Where do they all come from. All the lonely people, where do they all belong?
I always thought it was a weird song. What was it even about? Was it about pitying other people? What good can come of that? When you choose to distance yourself from empathy, what can you hope to learn from others?
I went to a bar tonight with a few coworkers. We were all women in Product, or so that's how it started. As we made our way into the subway and onward to The Village, the weather was almost perfect. Wearing my sweater and a light peacoat unfastened, I felt pretty comfortable.
I've noticed in groups, people tend to break off into pairs. I suppose it's why I prefer 1:1 conversations. Attempting to hold the attention of 2 or more other people is hard, let alone assuming I can do the same. Yet, I keep hanging out in larger groups, hoping to pair off with the right person.
But in a group of women, the loneliness inevitably seems to creep in. We are all successful women, intelligent, funny, talented, and beautiful in our ways. Suddenly she says it: "Maybe we should just date other women." I really thought it was the kind of thing you only see on television, that perhaps dating only seems bad, but in actuality, it doesn't play out like that in reality.

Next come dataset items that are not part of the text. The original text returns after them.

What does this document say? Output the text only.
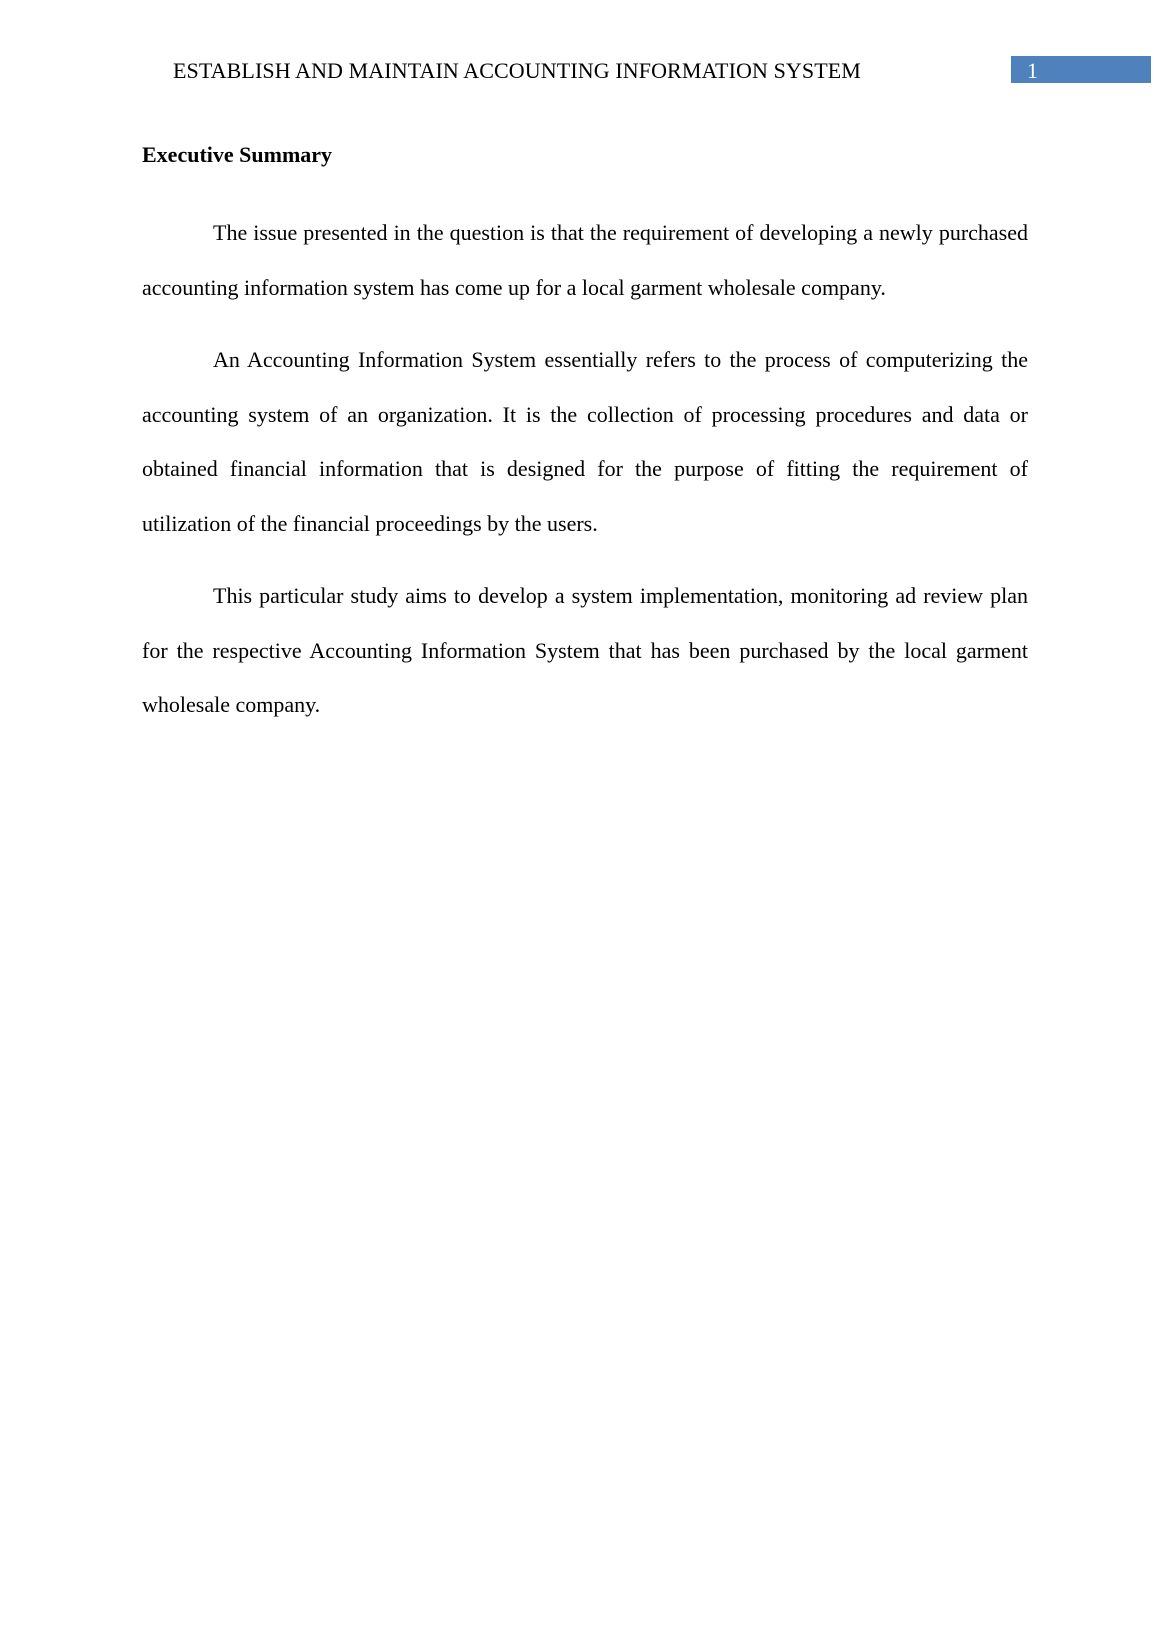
ESTABLISH AND MAINTAIN ACCOUNTING INFORMATION SYSTEM	1
Executive Summary

The issue presented in the question is that the requirement of developing a newly purchased accounting information system has come up for a local garment wholesale company.

An Accounting Information System essentially refers to the process of computerizing the accounting system of an organization. It is the collection of processing procedures and data or obtained financial information that is designed for the purpose of fitting the requirement of utilization of the financial proceedings by the users.

This particular study aims to develop a system implementation, monitoring ad review plan for the respective Accounting Information System that has been purchased by the local garment wholesale company.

Is it really worse than its ever been? Because of apps and the perpetuation of instant gratification? Because of the culture of our generation?
I don't know. I'm pretty sick of the narrative. So in an Italian Wine Bar and restaurant, I found myself ruminating about why things are this way, and why it feels like so many of us can't help but settle. I guess it's some sort of progress that I've nestled myself into this cocoon where I don't spiral into loneliness myself.